Detailed approval workflows, permitting steps, and documentation processes are covered in the energy compliance guide.

Failures and Mitigation

Type tests expose where battery system design falls short. Most issues trace to thresholds, timing, protection layers, or basic construction.

The following failure modes highlight common design gaps and how teams address them:

  • Slow or missing cutoffs. BMS triggers that wait too long on overcurrent or overtemperature can allow venting or hazardous conditions. Set conservative limits, verify sensor accuracy, and validate rapid cutoff timing consistent with 200 ms expectations for critical faults.
  • Deformation-induced shorts. Weak frames or loose cells can shift under crush, shock, or vibration. Add cell spacers, stronger brackets, and strain relief on tabs to keep clearances.
  • Arcing from wiring errors. Tight bends, chafe points, or poor creepage paths can arc. Route harnesses with fixed clamps, use abrasion sleeves, and meet spacing rules at terminals and printed circuit boards (PCBs).
  • Propagation from poor thermal design. Hot spots and limited venting can allow failure to spread beyond the initiating cell. Add thermal barriers, tuned vent paths, and heat sinking to manage heat and limit escalation.
  • EMC-induced resets. Noise can reboot the BMS and disable protection briefly. Improve grounding, add input filtering, and test immunity with worst-case loads and states.

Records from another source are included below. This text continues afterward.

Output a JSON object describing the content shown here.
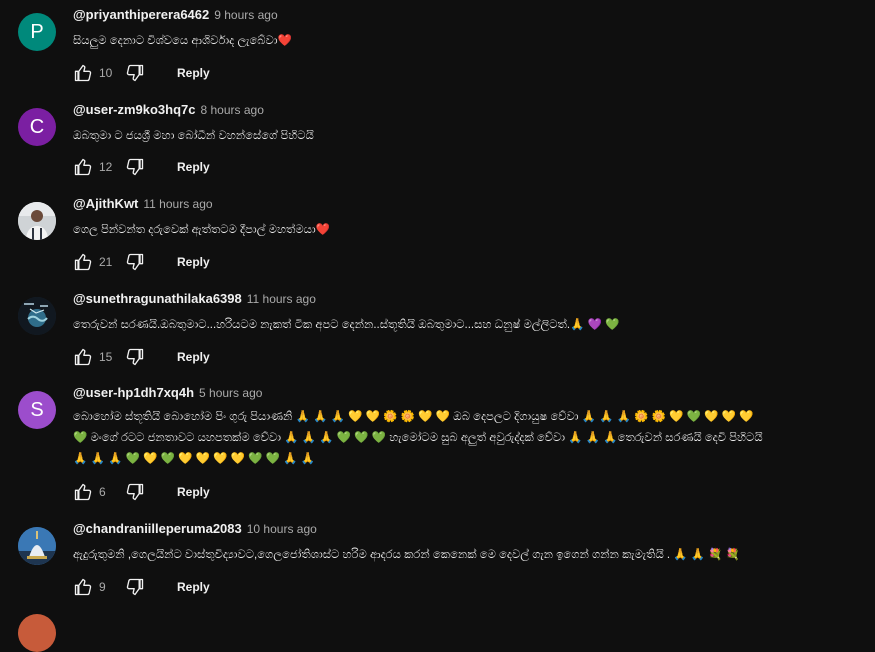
{
  "comments": [
    {
      "author": "@priyanthiperera6462",
      "time": "9 hours ago",
      "avatar_letter": "P",
      "avatar_color": "#00897b",
      "text": "සියලුම දෙනාට විශ්වයෙ ආශිර්වාද ලැබේවා❤️",
      "likes": "10",
      "reply_label": "Reply"
    },
    {
      "author": "@user-zm9ko3hq7c",
      "time": "8 hours ago",
      "avatar_letter": "C",
      "avatar_color": "#7b1fa2",
      "text": "ඔබතුමා ට ජයශ්‍රී මහා බෝධීන් වහන්සේගේ පිහිටයි",
      "likes": "12",
      "reply_label": "Reply"
    },
    {
      "author": "@AjithKwt",
      "time": "11 hours ago",
      "avatar_letter": "",
      "avatar_color": "#d9d9d9",
      "text": "ගෙල පින්වන්ත දරුවෙක් ඇත්තටම දීපාල් මහත්මයා❤️",
      "likes": "21",
      "reply_label": "Reply"
    },
    {
      "author": "@sunethragunathilaka6398",
      "time": "11 hours ago",
      "avatar_letter": "",
      "avatar_color": "#1b2a3a",
      "text": "තෙරුවන් සරණයි.ඔබතුමාට...හරියටම නැකත් ටික අපට දෙන්න..ස්තූතියි ඔබතුමාට...සහ ධනුෂ් මල්ලිටත්.🙏 💜 💚",
      "likes": "15",
      "reply_label": "Reply"
    },
    {
      "author": "@user-hp1dh7xq4h",
      "time": "5 hours ago",
      "avatar_letter": "S",
      "avatar_color": "#9c4dcc",
      "text": "බොහෝම ස්තූතියි බොහෝම පිං ගුරු පියාණනි 🙏 🙏 🙏 💛 💛 🌼 🌼 💛 💛 ඔබ දෙපලට දිගායුෂ වේවා 🙏 🙏 🙏 🌼 🌼 💛 💚 💛 💛 💛\n💚 මංගේ රටට ජනතාවට යහපතක්ම වේවා 🙏 🙏 🙏 💚 💚 💚 හැමෝටම සුබ අලුත් අවුරුද්දක් වේවා 🙏 🙏 🙏තෙරුවන් සරණයි දෙවි පිහිටයි\n🙏 🙏 🙏 💚 💛 💚 💛 💛 💛 💛 💚 💚 🙏 🙏",
      "likes": "6",
      "reply_label": "Reply"
    },
    {
      "author": "@chandraniilleperuma2083",
      "time": "10 hours ago",
      "avatar_letter": "",
      "avatar_color": "#2b5a8a",
      "text": "ඇදුරුතුමනි ,ගෙලයින්ට වාස්තුවිද්‍යාවට,ගෙලජෝතිශාස්ට හරිම ආදරය කරන් කෙනෙක් මෙ දෙවල් ගැන ඉගෙන් ගන්න කැමැතියි . 🙏 🙏 💐 💐",
      "likes": "9",
      "reply_label": "Reply"
    }
  ],
  "icons": {
    "like": "thumbs-up-icon",
    "dislike": "thumbs-down-icon"
  }
}
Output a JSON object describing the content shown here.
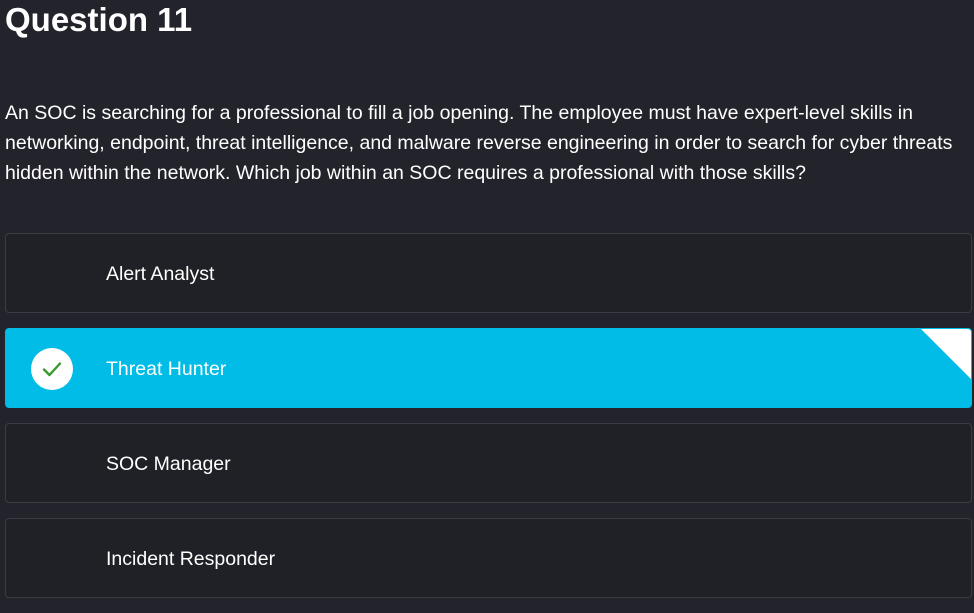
{
  "question": {
    "title": "Question 11",
    "text": "An SOC is searching for a professional to fill a job opening. The employee must have expert-level skills in networking, endpoint, threat intelligence, and malware reverse engineering in order to search for cyber threats hidden within the network. Which job within an SOC requires a professional with those skills?"
  },
  "options": [
    {
      "label": "Alert Analyst",
      "selected": false
    },
    {
      "label": "Threat Hunter",
      "selected": true,
      "icon": "check-icon"
    },
    {
      "label": "SOC Manager",
      "selected": false
    },
    {
      "label": "Incident Responder",
      "selected": false
    }
  ],
  "colors": {
    "background": "#23242b",
    "option_background": "#202126",
    "selected_accent": "#00bce6",
    "check_color": "#3a9a2e"
  }
}
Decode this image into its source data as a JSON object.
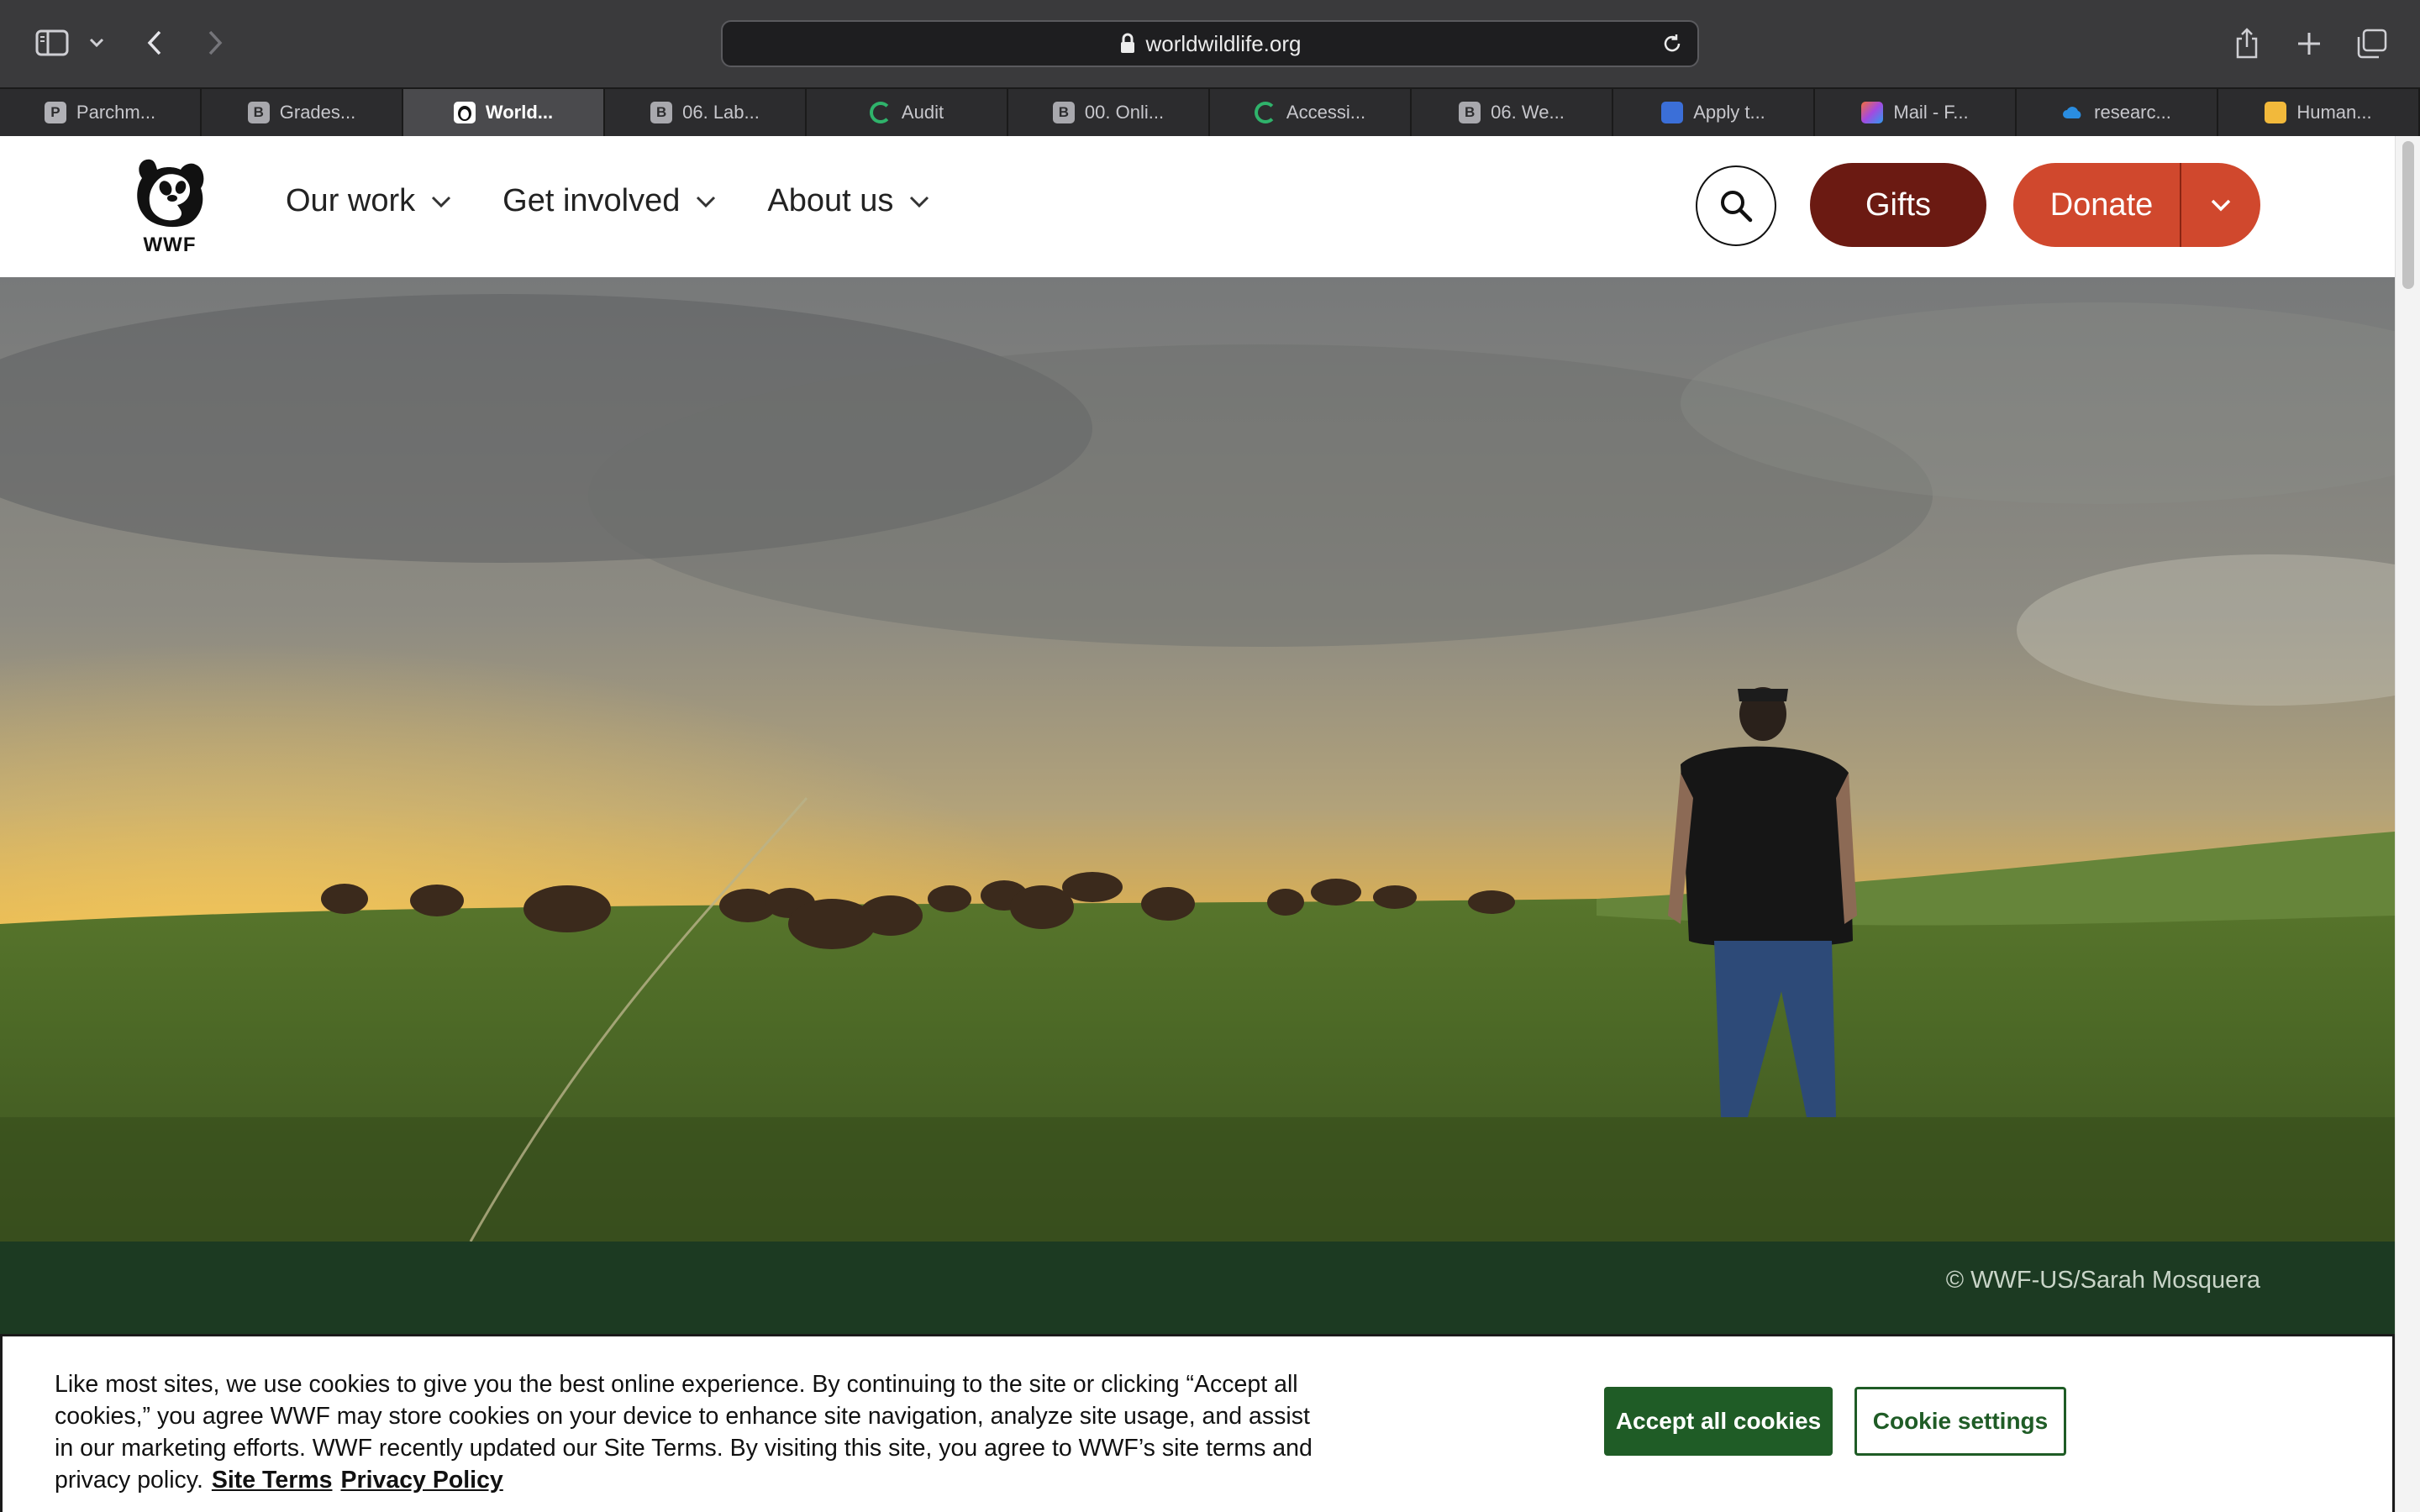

Early engineering tests mirror certification abuses. Short, crush, and cycle parts during development to catch weak links. Small changes to thresholds, spacing, or firmware can turn a near miss into a clean pass.

Installation-scale fire propagation and large-scale behavior are evaluated separately under UL 9540A testing.

UL 1973 and More

IEC 62619 is the core safety baseline for industrial lithium systems.

In North America, teams often pair it with UL 1973 when planning stationary and motive-power deployments. The IEC data on abuse behavior, BMS actions, and capacity over life informs how to meet local expectations without re-learning the same lessons.

Other IEC standards for batteries fill distinct roles.

For road vehicles, the IEC 62660 series applies and takes precedence when requirements conflict with industrial use cases. Portable and consumer products typically follow different IEC pathways designed for their risk profile and use patterns.

Official IEC publications remain the definitive references.

Using them to scope the right path early keeps certification tight, reduces rework, and builds confidence with regulators and buyers.